La Cátedra Leonard Cohen de la Universidad de Oviedo ha impartido un taller de canción de salón, café, cabaret y opereta. Se remarca en sus organizadores el carácter picante de buena parte de las composiciones y su aspecto desinhibidor. Nada que objetar a una expresión artística avalada por el tiempo y los espectadores, aunque, es cierto, más en el pasado que en el presente.
Dejó escrito Agustín García-Calvo que «yo trato de privarme de ideas. Todos los días me quito alguna, pero siempre me quedan demasiadas». La lumbrera que iluminó el panorama de la enseñanza artística asturiana proponiendo celebrar el susodicho taller en una capilla consagrada debería haber hecho caso al filósofo y haber quitado algunas ideas de la cabeza. Y, de paso, hacer pareja con la autoridad de la Universidad de Oviedo que autorizó que el evento se celebrase allí.

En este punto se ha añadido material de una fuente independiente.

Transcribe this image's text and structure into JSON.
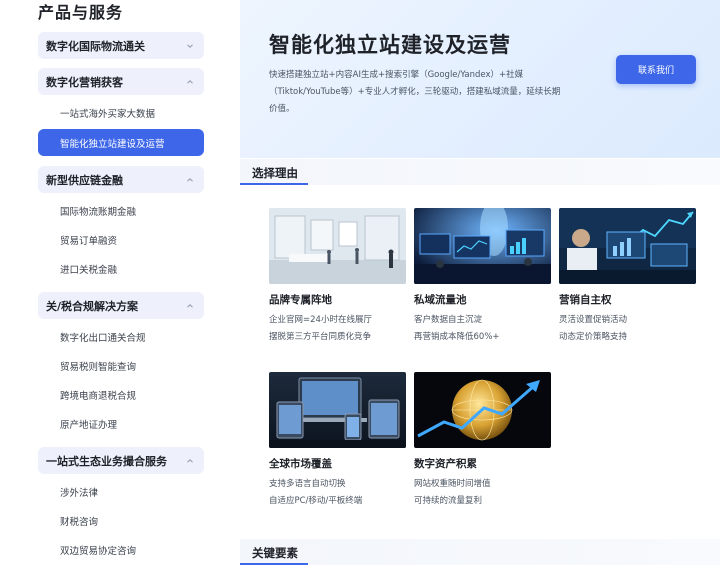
{
  "sidebar": {
    "title": "产品与服务",
    "groups": [
      {
        "label": "数字化国际物流通关",
        "chevron": "down",
        "items": []
      },
      {
        "label": "数字化营销获客",
        "chevron": "up",
        "items": [
          "一站式海外买家大数据",
          "智能化独立站建设及运营"
        ]
      },
      {
        "label": "新型供应链金融",
        "chevron": "up",
        "items": [
          "国际物流账期金融",
          "贸易订单融资",
          "进口关税金融"
        ]
      },
      {
        "label": "关/税合规解决方案",
        "chevron": "up",
        "items": [
          "数字化出口通关合规",
          "贸易税则智能查询",
          "跨境电商退税合规",
          "原产地证办理"
        ]
      },
      {
        "label": "一站式生态业务撮合服务",
        "chevron": "up",
        "items": [
          "涉外法律",
          "财税咨询",
          "双边贸易协定咨询"
        ]
      }
    ],
    "active_item": "智能化独立站建设及运营"
  },
  "hero": {
    "title": "智能化独立站建设及运营",
    "description_line1": "快速搭建独立站+内容AI生成+搜索引擎（Google/Yandex）+社媒",
    "description_line2": "（Tiktok/YouTube等）+专业人才孵化，三轮驱动，搭建私域流量，延续长期",
    "description_line3": "价值。",
    "button": "联系我们"
  },
  "sections": {
    "reasons": "选择理由",
    "key_elements": "关键要素"
  },
  "cards": [
    {
      "title": "品牌专属阵地",
      "line1": "企业官网=24小时在线展厅",
      "line2": "摆脱第三方平台同质化竞争",
      "image": "showroom-image"
    },
    {
      "title": "私域流量池",
      "line1": "客户数据自主沉淀",
      "line2": "再营销成本降低60%+",
      "image": "data-screens-image"
    },
    {
      "title": "营销自主权",
      "line1": "灵活设置促销活动",
      "line2": "动态定价策略支持",
      "image": "analytics-image"
    },
    {
      "title": "全球市场覆盖",
      "line1": "支持多语言自动切换",
      "line2": "自适应PC/移动/平板终端",
      "image": "devices-image"
    },
    {
      "title": "数字资产积累",
      "line1": "网站权重随时间增值",
      "line2": "可持续的流量复利",
      "image": "globe-growth-image"
    }
  ],
  "colors": {
    "accent": "#3d66e8",
    "group_bg": "#eef1fb",
    "hero_bg": "#e3efff"
  }
}
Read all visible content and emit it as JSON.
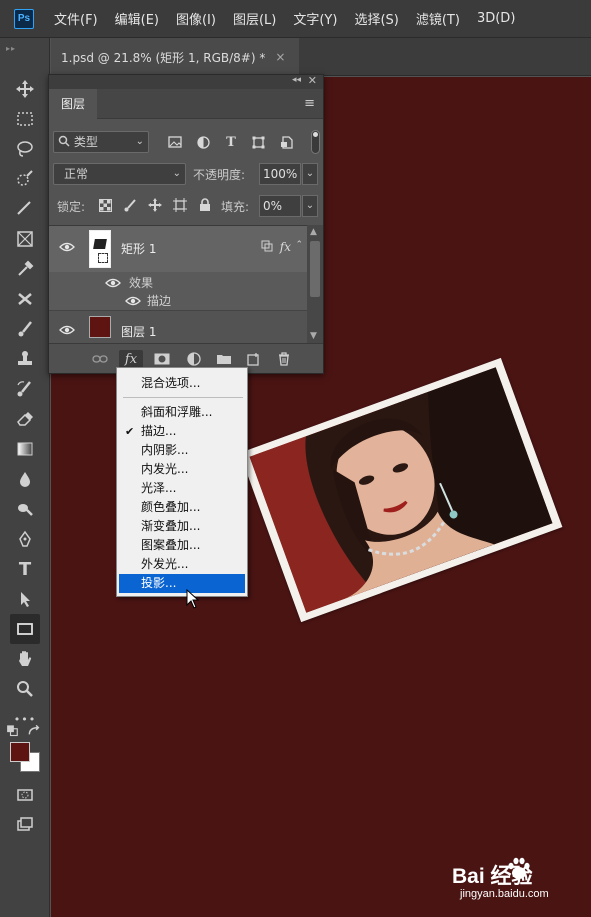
{
  "menubar": {
    "logo_text": "Ps",
    "items": [
      "文件(F)",
      "编辑(E)",
      "图像(I)",
      "图层(L)",
      "文字(Y)",
      "选择(S)",
      "滤镜(T)",
      "3D(D)"
    ]
  },
  "document_tab": {
    "title": "1.psd @ 21.8% (矩形 1, RGB/8#) *",
    "close": "×"
  },
  "toolbar": {
    "grip": "▸▸",
    "tools": [
      "move-tool",
      "marquee-tool",
      "lasso-tool",
      "quick-select-tool",
      "crop-tool",
      "frame-tool",
      "eyedropper-tool",
      "healing-tool",
      "brush-tool",
      "stamp-tool",
      "history-brush-tool",
      "eraser-tool",
      "gradient-tool",
      "blur-tool",
      "dodge-tool",
      "pen-tool",
      "type-tool",
      "path-select-tool",
      "rectangle-tool",
      "hand-tool",
      "zoom-tool",
      "more-tools",
      "default-colors",
      "quick-mask",
      "screen-mode"
    ],
    "active_tool": "rectangle-tool",
    "type_tool_glyph": "T",
    "more_glyph": "•••",
    "foreground_color": "#5e1410",
    "background_color": "#ffffff"
  },
  "layers_panel": {
    "topbar": {
      "collapse": "◂◂",
      "close": "✕"
    },
    "title": "图层",
    "menu_icon": "≡",
    "filter_label": "类型",
    "filter_icons": [
      "image-filter-icon",
      "adjustment-filter-icon",
      "type-filter-icon",
      "shape-filter-icon",
      "smartobject-filter-icon"
    ],
    "type_filter_glyph": "T",
    "blend_mode": "正常",
    "opacity_label": "不透明度:",
    "opacity_value": "100%",
    "lock_label": "锁定:",
    "fill_label": "填充:",
    "fill_value": "0%",
    "layers": [
      {
        "name": "矩形 1",
        "fx": "fx",
        "effects_label": "效果",
        "effect": "描边"
      },
      {
        "name": "图层 1"
      }
    ],
    "footer_fx": "fx"
  },
  "fx_menu": {
    "blending": "混合选项...",
    "items": [
      {
        "label": "斜面和浮雕...",
        "checked": false
      },
      {
        "label": "描边...",
        "checked": true
      },
      {
        "label": "内阴影...",
        "checked": false
      },
      {
        "label": "内发光...",
        "checked": false
      },
      {
        "label": "光泽...",
        "checked": false
      },
      {
        "label": "颜色叠加...",
        "checked": false
      },
      {
        "label": "渐变叠加...",
        "checked": false
      },
      {
        "label": "图案叠加...",
        "checked": false
      },
      {
        "label": "外发光...",
        "checked": false
      },
      {
        "label": "投影...",
        "checked": false,
        "highlighted": true
      }
    ],
    "check_glyph": "✔"
  },
  "canvas": {
    "background": "#4a1413"
  },
  "watermark": {
    "main": "Bai  经验",
    "sub": "jingyan.baidu.com"
  }
}
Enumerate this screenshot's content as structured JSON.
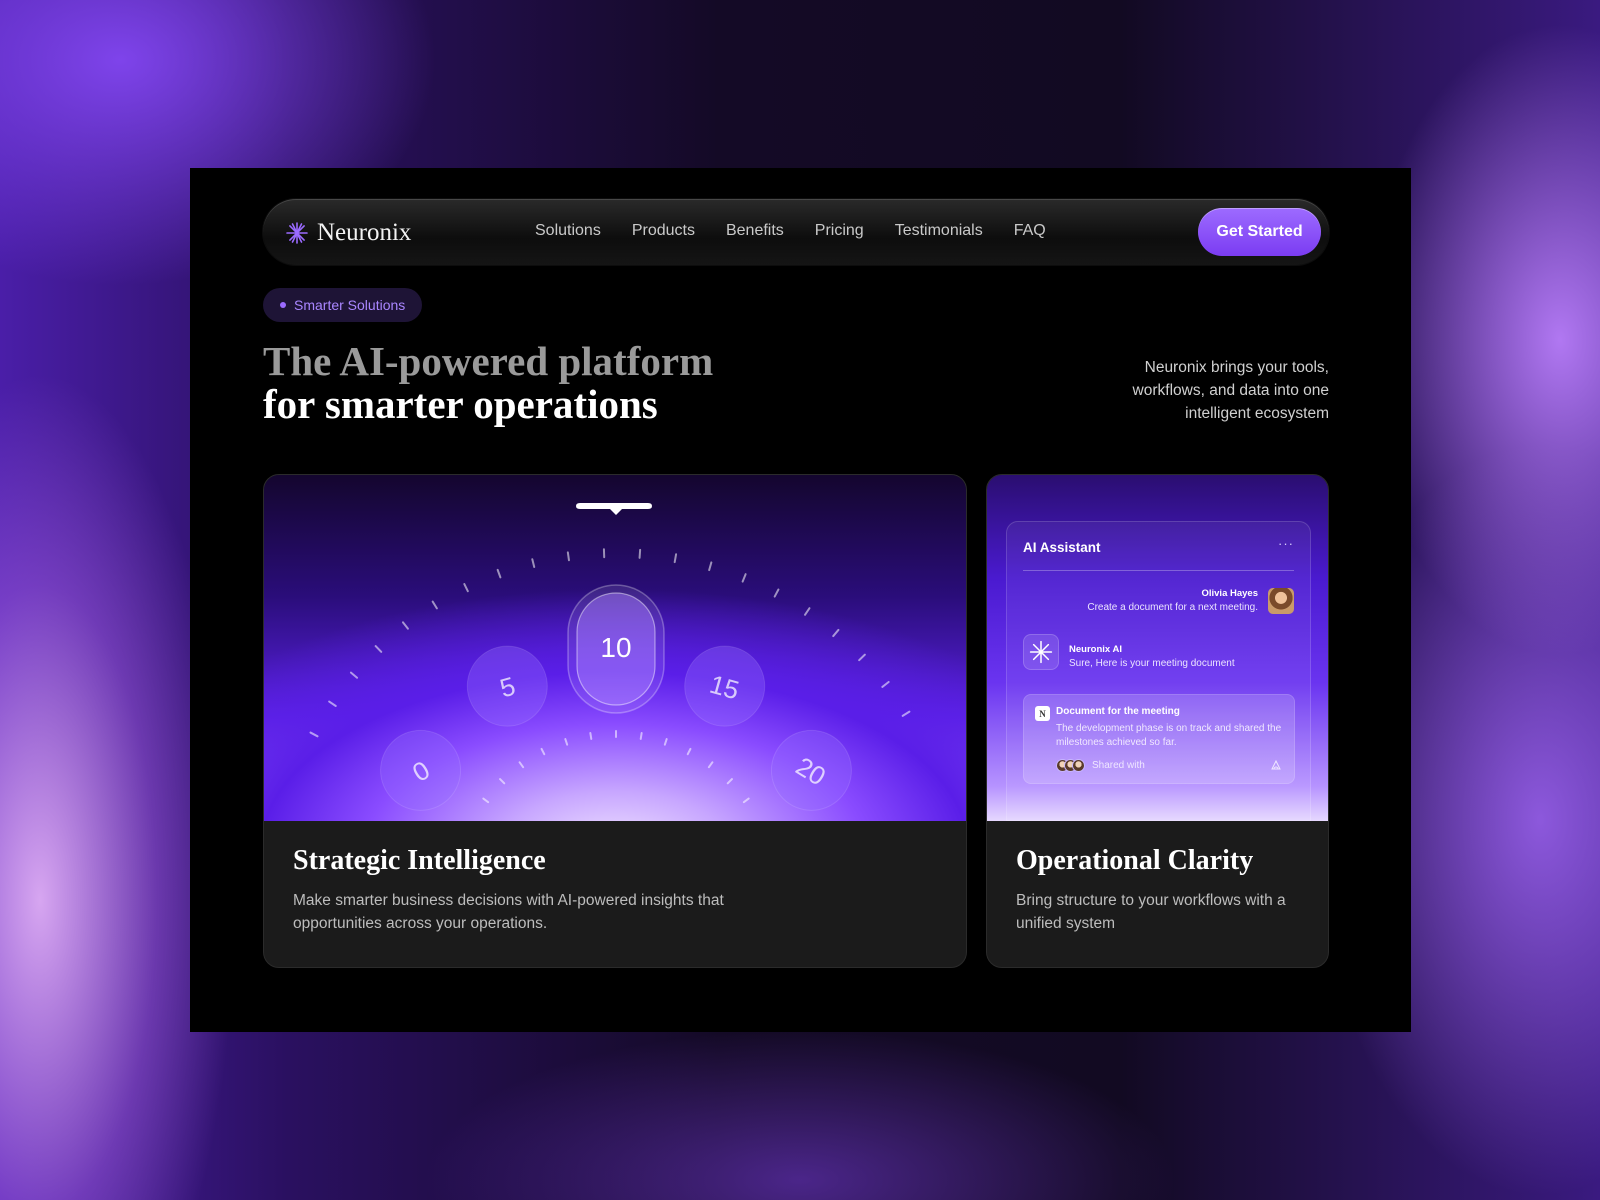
{
  "brand": {
    "name": "Neuronix"
  },
  "nav": {
    "items": [
      "Solutions",
      "Products",
      "Benefits",
      "Pricing",
      "Testimonials",
      "FAQ"
    ],
    "cta_label": "Get Started"
  },
  "badge": {
    "label": "Smarter Solutions"
  },
  "hero": {
    "title_line1": "The AI-powered platform",
    "title_line2": "for smarter operations",
    "lead": "Neuronix brings your tools, workflows, and data into one intelligent ecosystem"
  },
  "cards": [
    {
      "title": "Strategic Intelligence",
      "text": "Make smarter business decisions with AI-powered insights that opportunities across your operations.",
      "dial": {
        "values": [
          "0",
          "5",
          "10",
          "15",
          "20"
        ],
        "selected": "10"
      }
    },
    {
      "title": "Operational Clarity",
      "text": "Bring structure to your workflows with a unified system",
      "assistant": {
        "title": "AI Assistant",
        "menu_icon": "ellipsis-icon",
        "user_name": "Olivia Hayes",
        "user_message": "Create a document for a next meeting.",
        "ai_name": "Neuronix AI",
        "ai_message": "Sure, Here is your meeting document",
        "doc_title": "Document for the meeting",
        "doc_text": "The development phase is on track and shared the milestones achieved so far.",
        "shared_label": "Shared with"
      }
    }
  ],
  "colors": {
    "accent": "#8b55ff",
    "accent_light": "#a986ff",
    "frame_bg": "#000000",
    "card_bg": "#1b1b1b"
  }
}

No había entre todas las instalaciones que la institución académica tiene en Oviedo ni un solo espacio para impartir el taller; sólo la capilla estaba libre. A no ser, claro, que las mentes privilegiadas de la Cátedra utilizasen el dinero de todos los asturianos para provocar a una parte de esos asturianos: los intolerantes (adjetivo yo para que se ahorren su utilización los críticos) creyentes en la fe católica para los que resulta molesto un uso ajeno al propio de una capilla. Porque hay otra solución, y es que Universidad y Arzobispado negocien la desacralización de este lugar que ha servido al culto desde su fundación, y ya va para unos cuantos siglos.
Creo que el rector es un hombre prudente y de buen criterio, y me gustaría pensar que de este tema nada sabía y que, como coloquialmente se dice, le han metido un gol. En ese caso, todo tiene solución, y es dar las oportunas órdenes para que no se vuelva a ofender a personas que no han ofendido a otras previamente. Honore de Balzac apuntaba que «la resignación es un suicidio cotidiano», y con mascaradas como la de la capilla estamos creando una sociedad en la que los sectarios se imponen y los resignados callan porque opinar es considerado un gesto de inaceptable insumisión.
Insisto, nada que objetar a que se imparta un taller de canciones picantes en la Universidad. Mucho que objetar en que se haga en el único espacio que podía generar controversia. Para un creyente, el uso frívolo de un lugar de culto es algo doloroso, que le produce más pena que indignación. Si el «sacrosanto» derecho a la libertad de expresión lleva a que gritar «¡Su puta madre!» ante un altar genere desinhibición, tengo la terrible sensación de que la Universidad se está convirtiendo en todo lo contrario de lo que debe ser, un espacio de ideas y pluralidad, pero siempre de respeto.